A Administração e alguns Directores do estaleiro acompanham membros do Governo numa visita oficial em 1965. Não era só o Eng. Perestrello a usar capacete, mesmo nestas ocasiões. |
A maior parte das histórias que
conheço da vida profissional do meu Pai foram-me contadas por outros, mas ele abria
excepções a esta reserva quando não era o protagonista, ou quando se via como testemunha
passiva dos acontecimentos. Foi assim que conheci, através dele, a história dos
capacetes.
O assunto era muito importante para
o meu Pai, empenhado em promover a segurança dos operários nos estaleiros navais
de Lisboa. Uma das suas iniciativas foi comprar capacetes de protecção e pedir
aos Directores de cada Departamento que os distribuíssem ao pessoal. A seguir,
visitou cada zona de trabalho para verificar se as instruções estavam a ser
cumpridas. Infelizmente, em toda a parte estava montada uma autêntica «guerra
civil». De um lado, os trabalhadores queixavam-se de que era impossível
trabalhar com capacete, de que os capacetes faziam mal à saúde e até criavam
situações de perigo. Do outro lado, os Directores não cediam no uso obrigatório
dos capacetes ainda que, na melhor das hipóteses, só conseguissem vitórias
momentâneas, que não duravam mais do que o tempo de eles virarem as costas. A
guerra ainda não tinha começado no Departamento do Eng. Perestrello, porque ele,
em vez de distribuir imediatamente os capacetes, seguiu outra estratégia.

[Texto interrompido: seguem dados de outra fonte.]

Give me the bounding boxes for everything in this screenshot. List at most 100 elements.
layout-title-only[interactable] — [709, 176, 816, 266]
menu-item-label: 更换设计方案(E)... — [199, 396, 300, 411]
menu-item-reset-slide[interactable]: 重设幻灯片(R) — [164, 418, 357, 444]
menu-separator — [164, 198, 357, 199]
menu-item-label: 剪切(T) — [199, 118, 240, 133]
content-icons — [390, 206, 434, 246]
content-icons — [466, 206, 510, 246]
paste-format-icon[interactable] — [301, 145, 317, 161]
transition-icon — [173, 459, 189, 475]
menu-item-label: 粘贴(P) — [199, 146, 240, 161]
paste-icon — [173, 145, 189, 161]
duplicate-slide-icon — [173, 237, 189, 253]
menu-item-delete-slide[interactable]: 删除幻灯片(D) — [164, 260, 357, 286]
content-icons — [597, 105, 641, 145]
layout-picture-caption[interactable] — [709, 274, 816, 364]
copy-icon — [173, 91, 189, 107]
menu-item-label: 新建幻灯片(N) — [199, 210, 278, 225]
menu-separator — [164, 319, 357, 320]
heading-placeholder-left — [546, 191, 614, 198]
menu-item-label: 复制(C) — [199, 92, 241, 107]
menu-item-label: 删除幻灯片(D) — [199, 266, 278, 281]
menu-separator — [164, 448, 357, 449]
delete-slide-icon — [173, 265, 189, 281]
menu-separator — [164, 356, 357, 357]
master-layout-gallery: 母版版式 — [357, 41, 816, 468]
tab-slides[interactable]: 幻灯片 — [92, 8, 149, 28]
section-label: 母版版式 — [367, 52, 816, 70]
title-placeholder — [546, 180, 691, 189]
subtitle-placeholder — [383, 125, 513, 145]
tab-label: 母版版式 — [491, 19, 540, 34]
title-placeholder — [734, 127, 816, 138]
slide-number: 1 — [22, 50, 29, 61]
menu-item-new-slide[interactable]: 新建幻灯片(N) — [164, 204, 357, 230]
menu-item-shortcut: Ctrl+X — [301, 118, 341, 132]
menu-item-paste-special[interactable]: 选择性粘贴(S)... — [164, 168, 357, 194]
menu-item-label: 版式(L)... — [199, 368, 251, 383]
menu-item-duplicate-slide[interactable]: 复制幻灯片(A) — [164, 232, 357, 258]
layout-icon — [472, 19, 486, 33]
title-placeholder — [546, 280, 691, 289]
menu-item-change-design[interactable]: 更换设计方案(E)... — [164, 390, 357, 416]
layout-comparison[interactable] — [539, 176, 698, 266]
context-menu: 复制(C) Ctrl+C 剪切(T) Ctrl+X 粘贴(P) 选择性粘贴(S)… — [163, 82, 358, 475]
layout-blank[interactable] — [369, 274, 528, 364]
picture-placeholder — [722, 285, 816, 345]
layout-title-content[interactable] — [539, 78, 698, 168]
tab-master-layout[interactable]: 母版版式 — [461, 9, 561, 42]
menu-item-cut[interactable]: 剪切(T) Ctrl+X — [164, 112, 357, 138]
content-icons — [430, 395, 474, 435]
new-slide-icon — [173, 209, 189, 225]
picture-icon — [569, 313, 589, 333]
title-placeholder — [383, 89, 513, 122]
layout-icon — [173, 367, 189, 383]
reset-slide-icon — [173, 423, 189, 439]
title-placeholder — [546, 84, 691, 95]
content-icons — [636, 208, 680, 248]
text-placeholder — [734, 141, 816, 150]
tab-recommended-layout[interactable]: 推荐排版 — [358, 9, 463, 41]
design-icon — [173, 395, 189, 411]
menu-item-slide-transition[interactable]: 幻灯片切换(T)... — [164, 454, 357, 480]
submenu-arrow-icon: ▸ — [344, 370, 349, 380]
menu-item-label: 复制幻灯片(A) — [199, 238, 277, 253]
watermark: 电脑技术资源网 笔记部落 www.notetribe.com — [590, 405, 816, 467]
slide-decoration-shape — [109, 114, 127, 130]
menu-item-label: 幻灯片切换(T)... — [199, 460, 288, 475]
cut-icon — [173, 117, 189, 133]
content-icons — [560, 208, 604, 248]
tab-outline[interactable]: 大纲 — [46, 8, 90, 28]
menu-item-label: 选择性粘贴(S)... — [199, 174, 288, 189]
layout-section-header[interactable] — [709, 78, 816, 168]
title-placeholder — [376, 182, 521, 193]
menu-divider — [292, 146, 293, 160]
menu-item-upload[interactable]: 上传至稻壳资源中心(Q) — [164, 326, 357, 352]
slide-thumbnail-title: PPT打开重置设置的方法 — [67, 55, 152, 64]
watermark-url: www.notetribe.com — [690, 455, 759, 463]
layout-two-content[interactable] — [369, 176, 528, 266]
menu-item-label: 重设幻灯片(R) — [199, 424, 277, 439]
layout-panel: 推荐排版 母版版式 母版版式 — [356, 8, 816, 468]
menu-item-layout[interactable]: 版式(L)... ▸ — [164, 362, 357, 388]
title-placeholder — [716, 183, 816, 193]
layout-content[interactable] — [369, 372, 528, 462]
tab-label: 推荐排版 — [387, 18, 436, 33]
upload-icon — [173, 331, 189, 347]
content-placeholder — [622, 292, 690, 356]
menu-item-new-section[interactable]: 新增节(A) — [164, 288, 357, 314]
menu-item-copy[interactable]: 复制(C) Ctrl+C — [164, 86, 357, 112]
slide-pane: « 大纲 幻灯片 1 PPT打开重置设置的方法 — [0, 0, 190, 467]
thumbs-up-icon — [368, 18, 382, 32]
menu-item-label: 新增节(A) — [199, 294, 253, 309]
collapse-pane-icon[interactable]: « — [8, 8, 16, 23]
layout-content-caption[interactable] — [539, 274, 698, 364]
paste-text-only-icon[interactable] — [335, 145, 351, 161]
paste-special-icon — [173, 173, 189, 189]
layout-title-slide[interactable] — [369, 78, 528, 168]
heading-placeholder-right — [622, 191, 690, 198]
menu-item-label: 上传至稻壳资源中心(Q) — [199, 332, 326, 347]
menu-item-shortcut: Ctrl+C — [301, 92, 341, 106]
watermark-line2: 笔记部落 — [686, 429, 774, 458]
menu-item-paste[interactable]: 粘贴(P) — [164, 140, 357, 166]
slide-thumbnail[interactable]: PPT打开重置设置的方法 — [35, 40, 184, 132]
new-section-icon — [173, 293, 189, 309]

Vale a pena apresentar brevemente
o Eng. Perestrello. Embora eu não o tenha conhecido directamente, ouvi
testemunhos. Era um homem alto, elegante. Herdara da sua família ilustre um
certo toque de classe, ainda que ele fosse tão acessível e natural que o relacionamento
era descontraído e agradável, sem se notarem as diferenças hierárquicas. Apreciava
cada pessoa, gostava de conversar e de conviver, e toda a equipa, desde os
operários aos engenheiros e aos colegas da Direcção, reconhecia a sua liderança.
Chegaria a ser o Administrador-Delegado do estaleiro da Lisnave.
Como disse, quando recebeu
instruções para distribuir os capacetes, o Eng. Perestrello não se apressou.
Começou por reunir a Direcção e os engenheiros e combinar que eles próprios passariam
a usar capacete. No dia seguinte, mal desceu às oficinas, com o seu capacete,
foram os operários que se dirigiram a ele e lhe pediram para também receberem
capacetes: «se os Directores e os engenheiros usam capacete, muito mais se
justifica essa protecção para quem trabalha nas oficinas». Não foram precisos
muitos argumentos para o convencer e rapidamente se contabilizou e se distribuiu
o número de capacetes necessários.
Nos outros departamentos, a
tensão da «guerra dos capacetes» arrastou-se por mais tempo e a melhoria das
condições de segurança no estaleiro, neste domínio e noutros, exigiu um esforço
enorme e persistente. Só no departamento do Eng. Perestrello as coisas eram
diferentes. Aí – contava o meu Pai –, os operários almoçavam de capacete na
cabeça.
As máscaras faciais, as viseiras
e todas as regras de segurança que as autoridades estabeleceram para o actual
tempo de pandemia recordam-me os capacetes do estaleiro naval nos anos sessenta.
Algumas pessoas sentem verdadeira repugnância em cumprir as regras e estão
convencidas de que as exigências são inúteis, ou até prejudiciais. Sobretudo
quando o Governo, ou até as autoridades eclesiásticas, dão directivas concretas
em relação às igrejas e às cerimónias religiosas, ferve-lhes o sangue de indignação
pelo desprezo das coisas de Deus e o desrespeito pela liberdade fundamental de
Lhe prestar culto. Realmente, a obediência é uma virtude difícil quando choca
com o nosso ponto de vista.
Talvez uns líderes tenham mais
jeito que outros para facilitar a obediência. Em todo o caso, é interessante
reparar como – dependendo da perspectiva com que vemos as situações – a mesma
coisa nos parece intolerável ou a consideramos um direito honrosamente
conquistado.
Talvez a obediência mais custosa
tenha mais mérito e dê mais alegria a Deus. Ainda que talvez, com alguma
distância emocional, acabemos por reconhecer que «não era caso para tanto».